Aside from his height (5'7") and weight (generously listed at 175 pounds), Gionta's numbers are solid across the board. He scored 48 goals the year after the lock-out, but that had a lot to do with his career bests in SH% (16.9), shots on goal (293) and, owing to the obstruction crackdown, a boatload of PP time. He scored 24 of his 48 goals that year on the man advantage - he's scored 22 PPG in the three seasons hence.

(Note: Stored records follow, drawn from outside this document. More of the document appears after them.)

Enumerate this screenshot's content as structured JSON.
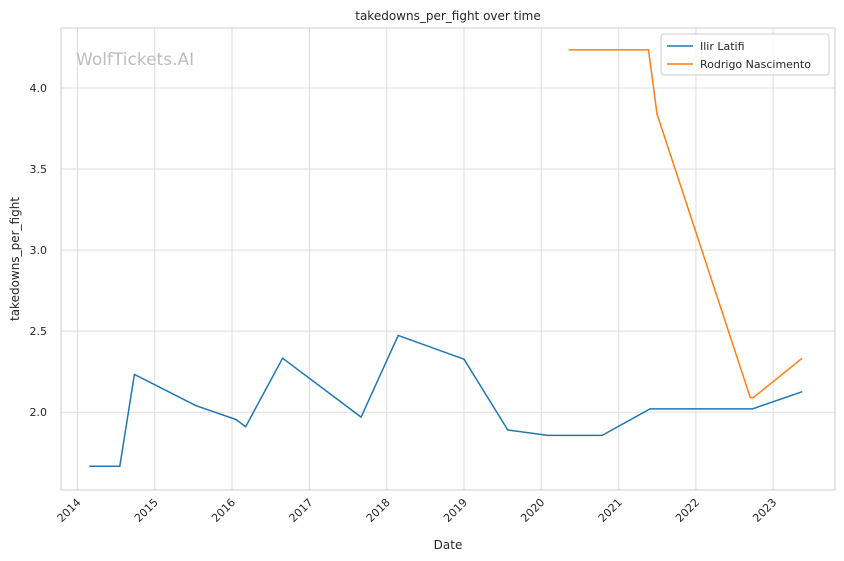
{
  "watermark": "WolfTickets.AI",
  "chart_data": {
    "type": "line",
    "title": "takedowns_per_fight over time",
    "xlabel": "Date",
    "ylabel": "takedowns_per_fight",
    "x_ticks": [
      "2014",
      "2015",
      "2016",
      "2017",
      "2018",
      "2019",
      "2020",
      "2021",
      "2022",
      "2023"
    ],
    "y_ticks": [
      "2.0",
      "2.5",
      "3.0",
      "3.5",
      "4.0"
    ],
    "xlim": [
      "2013-10-15",
      "2023-10-20"
    ],
    "ylim": [
      1.52,
      4.37
    ],
    "grid": true,
    "legend_position": "top-right",
    "series": [
      {
        "name": "Ilir Latifi",
        "color": "#1f77b4",
        "points": [
          [
            "2014-03-01",
            1.667
          ],
          [
            "2014-07-20",
            1.667
          ],
          [
            "2014-09-27",
            2.233
          ],
          [
            "2015-07-15",
            2.04
          ],
          [
            "2016-01-20",
            1.955
          ],
          [
            "2016-03-05",
            1.91
          ],
          [
            "2016-08-27",
            2.333
          ],
          [
            "2017-09-02",
            1.97
          ],
          [
            "2018-02-24",
            2.474
          ],
          [
            "2019-01-01",
            2.327
          ],
          [
            "2019-07-27",
            1.89
          ],
          [
            "2020-02-01",
            1.857
          ],
          [
            "2020-10-15",
            1.857
          ],
          [
            "2021-05-29",
            2.02
          ],
          [
            "2022-09-24",
            2.02
          ],
          [
            "2023-05-15",
            2.125
          ]
        ]
      },
      {
        "name": "Rodrigo Nascimento",
        "color": "#ff7f0e",
        "points": [
          [
            "2020-05-13",
            4.235
          ],
          [
            "2021-05-22",
            4.235
          ],
          [
            "2021-07-01",
            3.84
          ],
          [
            "2022-09-15",
            2.09
          ],
          [
            "2022-09-29",
            2.09
          ],
          [
            "2023-05-15",
            2.33
          ]
        ]
      }
    ]
  }
}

Clearly Gionta isn't an actual 40 goal scorer (which served to propel his salary up to it's current $4M) so the little guy is in line for a pay cut. What he is, however, is a consistent 20+ goal man. He tends to generate a lot of shots on net (3.06/game) and is adept at finding soft areas in the offensive zone due to his shifty nature.
Some of the caveats that apply to Samuelsson are relevent here as well: the Devils were one of the strongest teams in the East this season and Gio spent generous portions of time with some good players at ES (most notably, Elias). He didn't, however, play with Parise a lot at ES so at least we know his numbers aren't being propped up by Zach's monster season.
I've mentioned his size, which can be detrimental in a big mans game. In addition, Gionta has put up pedestrian numbers on the PP for two straight seasons (3.40/60 and 3.75/60) even though one would imagine the man advantage being a strength after his 24 goal outburst in 05/06. And while he's never been overly sheltered, Gionta has never really faced tough competition in NJD, so he likely has to play away from the big boys to be really effective.
Gionta is a strong scorer and tricky with the puck on his stick. He's never going to run anyone over, though, and he has to win puck battles via guile and quickness rather than strength. I think his SH% is set to bounce back up to career norms next year (11.3), so whoever gets him should benefit from a bit from the rebound. He could probably be a strong second-line/first PP unit contributor for the Flames, but I think it's unlikely Sutter will take a chance on Gionta given the organizations continued commitment to building a "big, mean" team.